Determined, Marco Rubio, when he was a Florida Senator and not a Trump toady, last reintroduced the Senate Sunshine Protection Act. We live in a country, however, that, for political sport, flirts with economic meltdown by casually threatening debt limits and massive tariffs on our friends and enemies. Rubio got nowhere except a job at the White House. Another Florida senator, Rick Scott, yeah, that Rick Scott, has picked up the baton and is running with it this year. 

And so, we begin, again, this time with the Sunshine Protection Act of 2025: Lock the Clock.

In the giant encyclopedia of incredibly stupid things humans have inflicted on themselves and the planet, which boasts such notable feats Congressperson Lauren Boebert and cappuccino-flavored potato chips, daylight saving time rises to the top of the list of heinous gaffes.

The story of time is marginally interesting. The story of saving it, not so much.

This gets a little nerdy here, but the gist is that ancient Egyptians had a thing for keeping track of time and the number “12.” 

Way-old timers identified 12 stars moving across the sky after sunset that marked the night. After several hundred years of refinement, voila, the 24-hour day was created.

It wasn’t fancy, but it helped people know when to meet to watch mastodon demolition derbies.

Within a few hundred years, we were all winding watches to let us know when to get to the bank to cover last night’s hot check before it got there.

Then came electric light, full-time jobs and The Great War.
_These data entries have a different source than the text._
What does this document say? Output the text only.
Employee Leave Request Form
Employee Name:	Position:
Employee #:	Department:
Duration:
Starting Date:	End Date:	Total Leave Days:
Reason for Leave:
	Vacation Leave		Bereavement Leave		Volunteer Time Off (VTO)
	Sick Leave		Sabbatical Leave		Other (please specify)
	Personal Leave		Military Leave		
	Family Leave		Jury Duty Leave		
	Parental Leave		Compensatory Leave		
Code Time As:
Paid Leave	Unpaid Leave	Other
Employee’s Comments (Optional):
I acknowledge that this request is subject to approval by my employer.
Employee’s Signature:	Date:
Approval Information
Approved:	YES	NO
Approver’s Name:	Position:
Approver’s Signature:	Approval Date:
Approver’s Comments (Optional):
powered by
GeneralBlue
Germans invented the game of moving the clocks ahead in an effort to conserve energy needed to generate electricity.

Of course Americans had to do the same thing.

After the Great War, when the Germans went back to pouting and inventing other stuff, we all forgot about daylight saving time, because it was ridiculous, and we love us some electric light in this country.

Then the Germans started up again, this time inventing World War II, and we all needed more of everything and decided we could get it if we just moved the clocks ahead one hour in the spring.

A lot of things didn’t make much sense about World War II, and this was one of them. So the war ends and the Germans go back to making great trochen riesling and skis, but we don’t shake off the daylight saving time.

Rather than scrap this ridiculous notion of “saving daylight,” we institutionalize the damn thing.

We say it saves energy, which several studies show it clearly does not. We say that we keep at it to appease the farmers, which is a lie. Farmers are smart, rational people. They don’t care if you call it Work-Thirty. When the sun’s up, there’s farming to be done.

And so for the past 60 years, we’ve been dragging this useless boat anchor all over the calendar, saying that we’re all too vacuous or too OCD to go back to having the celestial dog wag the intervallic tail.

I would prefer that we just keep standard time year-round, because I’m old and fall asleep before the sun sets after one beer at the end of June, but I support anything that ends something as dumb as a bucket of hair inflicted on me just because state and federal lawmakers love hand-wringing.

If we can get the White House away from gazing daily into the Gulf of Narcissus, maybe we can solve the time calamity and other real problems.